Krótkie spojrzenie na wstępny projekt budżetu na przyszły rok proponowany przez rząd Prawa i Sprawiedliwości, daje jasną odpowiedź na pytanie, co jest dla nas priorytetem - wzmocnienie armii, a tym samym polskiej obronności.

Trudno jest budować silne państwo, nie posiadając stabilnej i silnej osłony przez zagrożeniami. Nie może więc dziwić, że armia i wojskowość stanowią niezwykle silny element rządowego budżetu.

Przewidywane wydatki na przyszły rok to 383 miliardy złotych. Jest to kwota o 4 proc. wyższa, niż ta, jaką wydano w tym roku. Ministerstwo Finansów wyjaśnia, że w relacji do PKB wydatki będą jednak spadać. 

Samo Ministerstwo Obrony Narodowej będzie mieć do dyspozycji o 1,4 mld zł więcej, niż w tym roku. Jest to wzrost na poziomie 5 proc. Ważnymi wydatkami planowanymi przez MON będą m.in. wydatki na bieżące potrzeby stanowiące ok. pół miliarda zł, a także zakup nowych samolotów.

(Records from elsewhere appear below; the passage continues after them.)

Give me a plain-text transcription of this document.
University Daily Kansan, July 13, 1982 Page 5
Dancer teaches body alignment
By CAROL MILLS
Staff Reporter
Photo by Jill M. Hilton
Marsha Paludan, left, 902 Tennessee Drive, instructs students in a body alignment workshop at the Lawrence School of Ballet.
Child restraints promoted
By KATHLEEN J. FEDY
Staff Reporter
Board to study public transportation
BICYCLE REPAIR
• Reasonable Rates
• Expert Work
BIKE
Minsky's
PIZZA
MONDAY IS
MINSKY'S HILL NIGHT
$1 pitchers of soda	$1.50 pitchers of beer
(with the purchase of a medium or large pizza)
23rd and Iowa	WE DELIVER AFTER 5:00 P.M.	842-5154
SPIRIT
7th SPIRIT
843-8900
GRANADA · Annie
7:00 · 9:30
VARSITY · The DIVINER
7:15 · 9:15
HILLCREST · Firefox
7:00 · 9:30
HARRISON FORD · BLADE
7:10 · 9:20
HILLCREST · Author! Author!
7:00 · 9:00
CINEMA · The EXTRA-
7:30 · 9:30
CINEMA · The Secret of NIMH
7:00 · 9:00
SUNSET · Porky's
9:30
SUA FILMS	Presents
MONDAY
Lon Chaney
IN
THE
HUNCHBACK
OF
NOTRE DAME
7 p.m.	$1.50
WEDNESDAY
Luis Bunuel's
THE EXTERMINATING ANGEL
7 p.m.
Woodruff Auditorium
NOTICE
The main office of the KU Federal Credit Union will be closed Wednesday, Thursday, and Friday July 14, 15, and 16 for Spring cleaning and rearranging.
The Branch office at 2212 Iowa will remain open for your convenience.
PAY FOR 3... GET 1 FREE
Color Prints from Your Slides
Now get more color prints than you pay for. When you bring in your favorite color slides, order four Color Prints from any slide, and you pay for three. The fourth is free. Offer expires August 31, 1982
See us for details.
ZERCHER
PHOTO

Wzrosną również pensje wojskowych, ale nie tylko. Na podwyżki wg nowego budżetu mogą liczyć również nauczyciele oraz policjanci. Budżet zakłada także wzrost wydatków na rozbudowę infrastruktury transportowej w naszym kraju o ponad 2 mld zł. 

Oczywiście ciągle wspierane będą polskie rodziny, a program "Rodzina 500+" ma dysponować kwotą wyższą o 5 mld zł niż w tym roku.